The conflict erupted after Hamas attacked southern Israel on October 7, resulting in the deaths of around 1,140 people in Israel, mostly civilians, according to an AFP tally based on the latest Israeli figures.
Israel’s blistering retaliation has killed at least 24,448 people, around 70 per cent of them women, children and adolescents, according to the Hamas government’s health ministry in Gaza.
The World Bank has estimated that the West Bank’s gross domestic product could fall by six per cent this year, while the International Labour Organization said 32 per cent of jobs have already been lost.
The unemployment rate has skyrocketed to 30 per cent, up from 14 per cent before the war, according to a researcher at the French Institute for the Near East (Ifpo), Taher al-Labadi.
Israel has also withdrawn 130,000 work permits from Palestinians in the West Bank, leaving many with no source of income.
The three million Palestinians living in the West Bank, which Israel has occupied since 1967, are not allowed to travel to Israel without a permit.
Manager of a household products and cosmetics factory in Ramallah, Bishara Jubran considers himself extremely lucky because he has been able to keep all 70 of his employees on the books.
But his business has stopped producing soaps made from Dead Sea ingredients which he used to be able to sell to hotels.
As the war rages and visitors stay away, he estimates his losses at USD200,000 last year.

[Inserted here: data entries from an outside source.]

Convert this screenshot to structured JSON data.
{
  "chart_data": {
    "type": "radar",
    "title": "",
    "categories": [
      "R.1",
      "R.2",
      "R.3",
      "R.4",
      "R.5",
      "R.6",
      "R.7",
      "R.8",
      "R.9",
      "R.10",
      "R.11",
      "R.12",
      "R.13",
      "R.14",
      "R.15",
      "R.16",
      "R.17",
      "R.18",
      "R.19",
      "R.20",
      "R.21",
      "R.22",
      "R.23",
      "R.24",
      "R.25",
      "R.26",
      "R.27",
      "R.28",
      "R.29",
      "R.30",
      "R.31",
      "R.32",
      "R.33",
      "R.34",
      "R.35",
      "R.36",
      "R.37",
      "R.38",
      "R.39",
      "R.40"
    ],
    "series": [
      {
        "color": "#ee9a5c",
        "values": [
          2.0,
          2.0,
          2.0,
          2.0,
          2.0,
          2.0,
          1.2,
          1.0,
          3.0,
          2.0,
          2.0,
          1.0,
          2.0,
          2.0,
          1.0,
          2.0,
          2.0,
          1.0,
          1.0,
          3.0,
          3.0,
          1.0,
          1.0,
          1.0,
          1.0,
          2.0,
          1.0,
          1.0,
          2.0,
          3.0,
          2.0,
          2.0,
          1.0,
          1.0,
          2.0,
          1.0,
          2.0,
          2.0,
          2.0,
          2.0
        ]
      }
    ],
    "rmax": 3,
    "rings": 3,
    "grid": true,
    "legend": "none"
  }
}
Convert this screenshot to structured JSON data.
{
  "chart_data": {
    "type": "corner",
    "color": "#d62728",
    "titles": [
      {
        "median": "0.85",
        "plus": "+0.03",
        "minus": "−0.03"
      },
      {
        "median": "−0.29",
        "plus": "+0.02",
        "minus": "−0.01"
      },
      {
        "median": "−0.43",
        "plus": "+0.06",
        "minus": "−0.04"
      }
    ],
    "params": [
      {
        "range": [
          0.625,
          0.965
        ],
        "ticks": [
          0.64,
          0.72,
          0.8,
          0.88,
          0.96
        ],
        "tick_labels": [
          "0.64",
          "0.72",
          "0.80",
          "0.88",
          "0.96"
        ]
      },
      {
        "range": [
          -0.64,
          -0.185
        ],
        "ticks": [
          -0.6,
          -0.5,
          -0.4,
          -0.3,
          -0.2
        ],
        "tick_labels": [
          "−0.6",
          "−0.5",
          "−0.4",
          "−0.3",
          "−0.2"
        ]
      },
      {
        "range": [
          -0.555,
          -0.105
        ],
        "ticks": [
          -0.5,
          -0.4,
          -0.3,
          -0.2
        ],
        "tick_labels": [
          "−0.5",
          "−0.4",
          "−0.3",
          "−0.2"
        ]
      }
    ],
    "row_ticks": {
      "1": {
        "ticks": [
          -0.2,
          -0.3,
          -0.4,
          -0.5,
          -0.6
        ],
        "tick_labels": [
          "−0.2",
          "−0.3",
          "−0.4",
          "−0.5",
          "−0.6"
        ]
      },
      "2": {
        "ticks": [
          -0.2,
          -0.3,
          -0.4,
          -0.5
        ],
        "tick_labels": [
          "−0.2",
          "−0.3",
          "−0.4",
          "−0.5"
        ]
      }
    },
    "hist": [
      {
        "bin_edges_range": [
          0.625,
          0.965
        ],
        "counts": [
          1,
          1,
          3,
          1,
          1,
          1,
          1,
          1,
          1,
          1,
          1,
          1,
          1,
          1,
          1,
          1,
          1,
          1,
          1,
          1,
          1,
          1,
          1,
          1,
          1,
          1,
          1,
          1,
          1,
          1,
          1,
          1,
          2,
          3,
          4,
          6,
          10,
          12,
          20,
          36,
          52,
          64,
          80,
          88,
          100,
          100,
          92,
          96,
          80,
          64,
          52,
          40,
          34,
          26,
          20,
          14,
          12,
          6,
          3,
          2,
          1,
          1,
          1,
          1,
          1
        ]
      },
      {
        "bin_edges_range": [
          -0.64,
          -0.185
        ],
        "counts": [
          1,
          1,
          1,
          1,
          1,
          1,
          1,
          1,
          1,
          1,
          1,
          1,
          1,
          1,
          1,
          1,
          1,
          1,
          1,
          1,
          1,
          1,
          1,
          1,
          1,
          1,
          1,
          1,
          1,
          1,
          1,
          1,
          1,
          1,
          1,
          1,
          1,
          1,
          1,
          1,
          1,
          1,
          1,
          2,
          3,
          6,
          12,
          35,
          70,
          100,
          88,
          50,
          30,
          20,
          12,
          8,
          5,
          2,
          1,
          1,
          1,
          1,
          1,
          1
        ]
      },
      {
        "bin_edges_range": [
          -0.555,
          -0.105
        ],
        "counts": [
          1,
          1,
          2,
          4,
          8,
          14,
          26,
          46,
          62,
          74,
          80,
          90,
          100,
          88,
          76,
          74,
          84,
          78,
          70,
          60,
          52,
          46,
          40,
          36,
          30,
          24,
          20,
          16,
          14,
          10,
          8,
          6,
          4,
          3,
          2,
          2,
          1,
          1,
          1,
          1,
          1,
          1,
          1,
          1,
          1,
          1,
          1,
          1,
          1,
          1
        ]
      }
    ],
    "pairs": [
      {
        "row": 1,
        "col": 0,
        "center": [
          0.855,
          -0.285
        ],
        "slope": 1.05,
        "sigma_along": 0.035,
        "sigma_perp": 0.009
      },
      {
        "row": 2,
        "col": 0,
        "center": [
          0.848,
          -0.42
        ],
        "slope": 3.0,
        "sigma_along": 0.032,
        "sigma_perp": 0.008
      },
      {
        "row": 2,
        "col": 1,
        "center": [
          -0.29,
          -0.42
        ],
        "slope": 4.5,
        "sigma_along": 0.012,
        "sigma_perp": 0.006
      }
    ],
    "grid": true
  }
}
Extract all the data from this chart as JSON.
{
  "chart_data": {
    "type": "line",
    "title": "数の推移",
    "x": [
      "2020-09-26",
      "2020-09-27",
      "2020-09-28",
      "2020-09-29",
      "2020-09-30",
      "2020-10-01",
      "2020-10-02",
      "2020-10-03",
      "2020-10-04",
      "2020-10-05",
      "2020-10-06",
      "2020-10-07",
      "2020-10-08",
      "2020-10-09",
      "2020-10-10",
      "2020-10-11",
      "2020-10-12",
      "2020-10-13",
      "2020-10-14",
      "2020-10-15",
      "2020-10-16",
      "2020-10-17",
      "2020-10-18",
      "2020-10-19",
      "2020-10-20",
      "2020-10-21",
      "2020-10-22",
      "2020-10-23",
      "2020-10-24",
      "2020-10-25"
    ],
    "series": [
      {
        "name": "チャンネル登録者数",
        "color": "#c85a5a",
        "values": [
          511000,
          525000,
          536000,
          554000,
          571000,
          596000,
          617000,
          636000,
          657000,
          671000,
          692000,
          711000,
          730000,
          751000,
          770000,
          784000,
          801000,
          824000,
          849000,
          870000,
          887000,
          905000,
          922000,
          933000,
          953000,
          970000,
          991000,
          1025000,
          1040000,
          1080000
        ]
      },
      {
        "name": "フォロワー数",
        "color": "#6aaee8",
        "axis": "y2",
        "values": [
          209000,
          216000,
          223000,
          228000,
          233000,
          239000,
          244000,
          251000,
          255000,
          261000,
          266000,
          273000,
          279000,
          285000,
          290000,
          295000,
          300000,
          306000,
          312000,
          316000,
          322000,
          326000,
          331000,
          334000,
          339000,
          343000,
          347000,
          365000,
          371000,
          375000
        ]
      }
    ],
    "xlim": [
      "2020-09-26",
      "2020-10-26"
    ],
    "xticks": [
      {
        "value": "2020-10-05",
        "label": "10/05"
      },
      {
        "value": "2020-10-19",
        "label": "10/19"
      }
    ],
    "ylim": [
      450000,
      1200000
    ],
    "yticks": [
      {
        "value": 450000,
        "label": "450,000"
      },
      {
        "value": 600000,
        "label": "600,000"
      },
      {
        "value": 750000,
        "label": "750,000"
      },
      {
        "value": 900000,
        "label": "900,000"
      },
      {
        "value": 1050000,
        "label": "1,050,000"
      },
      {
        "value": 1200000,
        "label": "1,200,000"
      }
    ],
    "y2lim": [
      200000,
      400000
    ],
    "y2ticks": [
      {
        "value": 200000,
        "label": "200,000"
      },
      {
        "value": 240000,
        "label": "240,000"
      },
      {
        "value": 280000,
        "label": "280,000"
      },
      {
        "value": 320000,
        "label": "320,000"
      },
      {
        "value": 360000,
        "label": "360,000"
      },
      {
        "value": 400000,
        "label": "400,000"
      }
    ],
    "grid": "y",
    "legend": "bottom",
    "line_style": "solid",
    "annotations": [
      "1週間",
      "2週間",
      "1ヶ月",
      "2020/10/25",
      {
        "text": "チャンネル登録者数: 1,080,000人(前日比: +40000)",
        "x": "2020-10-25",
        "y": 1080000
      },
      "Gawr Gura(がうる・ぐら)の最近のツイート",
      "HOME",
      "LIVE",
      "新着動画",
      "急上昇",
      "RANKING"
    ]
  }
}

He keeps his factory afloat by selling washing powder and other household products to the Palestinian market.
But none of his goods are allowed into Gaza, a key market that used to make up 20 per cent of his sales.
In the West Bank, transport costs have increased because of a growing number of checkpoints and the sealing off of certain towns by the Israeli army, Bishara said.
“Many times the truck leaves and it takes them like four or five hours to reach… the north in Nablus to find out that he cannot enter the city. So he just comes back,” he said.
Now he makes a delivery every two or three days which is down from two a day before the war.
Such factors have led to a contraction of the economy, which is now operating at 50 per cent of its original capacity, according to president of the Palestinian Chamber of Commerce, Abdo Idris.
The Palestinian economy was already “asphyxiated” and highly dependent on Israel before the war, researcher Labadi said.
Under the Oslo Accords of the 1990s, it was agreed that a political status quo would be maintained and Palestinians were promised economic development.
But this status quo was undermined by Israel’s “colonisation of the West Bank”, Labadi said, lamenting that Palestinian economic development “did not take place”.
As a result, in times of crisis, the increasingly fragile Palestinian economy finds itself “deprived of all its resources and with a very limited capacity for resilience”, he said.
Israel controls the borders of the West Bank and collects taxes on Palestinian products, which usually must then be passed on to the Palestinian Authority.
But since October 7, those taxes have not been paid.
As of December, Israel had not paid a total of ILS2 billion in taxes imposed on Palestinian products, according to the Palestinian finance ministry.
The Palestinian Authority has struggled to pay public servants since the taxes were withheld.
Civil servants told AFP their salaries for December have still not been paid.
In October, they received 50 per cent of their wages, and 65 per cent in November.
“The fear of the unknown is killing us,” Jubran said. “We don’t know if we’ll even be able to go to work tomorrow.”